Quoi qu'il en soit, les patients concernés par un médicament de la liste ont
intérêt à discuter avec le médecin et le pharmacien de l'intérêt réel de ce
médicament dans leur cas personnel, et des alternatives à ce médicament.

Prescrire n'a pas publié de liste de médicaments à retirer du marché. Dans
notre numéro de janvier, nous avons publié un bilan de l'année 2010 en 34
pages, dans lequel nous récapitulons notamment les médicaments à retenir ou
non parmi ceux sur lesquels nous avons travaillé et publié en 2010. Un
journaliste de la presse grand public a calculé que, dans ces 34 pages,
Prescrire recommande aux abonnés soignants de ne pas utiliser 32 médicaments
(« médicaments à écarter de sa liste »).

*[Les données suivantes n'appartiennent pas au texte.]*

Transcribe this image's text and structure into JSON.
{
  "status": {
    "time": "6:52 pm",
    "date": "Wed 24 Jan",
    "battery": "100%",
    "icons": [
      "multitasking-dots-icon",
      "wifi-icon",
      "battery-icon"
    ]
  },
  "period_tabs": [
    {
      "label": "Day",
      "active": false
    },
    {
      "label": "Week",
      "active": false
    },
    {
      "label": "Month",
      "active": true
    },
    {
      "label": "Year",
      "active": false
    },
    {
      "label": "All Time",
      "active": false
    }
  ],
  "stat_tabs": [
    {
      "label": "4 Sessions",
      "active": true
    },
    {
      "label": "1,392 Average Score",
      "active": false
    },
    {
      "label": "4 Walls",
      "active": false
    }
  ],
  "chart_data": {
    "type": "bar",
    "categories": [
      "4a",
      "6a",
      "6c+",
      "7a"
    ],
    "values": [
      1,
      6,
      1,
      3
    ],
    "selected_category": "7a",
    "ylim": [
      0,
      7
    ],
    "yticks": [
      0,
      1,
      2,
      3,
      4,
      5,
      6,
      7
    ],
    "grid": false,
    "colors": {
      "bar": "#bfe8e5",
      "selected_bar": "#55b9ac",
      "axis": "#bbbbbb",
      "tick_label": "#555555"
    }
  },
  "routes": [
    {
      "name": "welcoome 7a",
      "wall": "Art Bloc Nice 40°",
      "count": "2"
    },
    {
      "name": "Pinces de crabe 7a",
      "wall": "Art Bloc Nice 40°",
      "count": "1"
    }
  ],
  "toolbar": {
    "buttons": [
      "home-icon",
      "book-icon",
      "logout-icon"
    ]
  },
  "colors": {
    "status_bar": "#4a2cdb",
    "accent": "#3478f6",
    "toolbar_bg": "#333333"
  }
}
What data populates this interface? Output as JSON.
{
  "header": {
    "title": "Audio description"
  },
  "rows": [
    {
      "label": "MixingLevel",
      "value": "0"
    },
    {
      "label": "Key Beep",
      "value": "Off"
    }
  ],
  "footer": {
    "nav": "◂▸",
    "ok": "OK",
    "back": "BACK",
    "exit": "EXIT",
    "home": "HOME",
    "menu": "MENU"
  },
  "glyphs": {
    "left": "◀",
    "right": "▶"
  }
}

Il ne s'agit donc pas d'une liste
exhaustive de tels médicaments.

On nous demande parfois pourquoi nous ne tenons pas à jour la liste des
médicaments dont Prescrire déconseille l'emploi.
C'est que cette liste n'est pas opérationnelle sans l'argumentaire adapté à
chaque situation, pour que chaque professionnel et chaque patient en
discutent ensemble.
Nous considérons que notre priorité est d'apporter les éléments d'information
au fur et à mesure au professionnel, à charge ensuite pour lui d'aborder la
question au moment opportun avec le patient.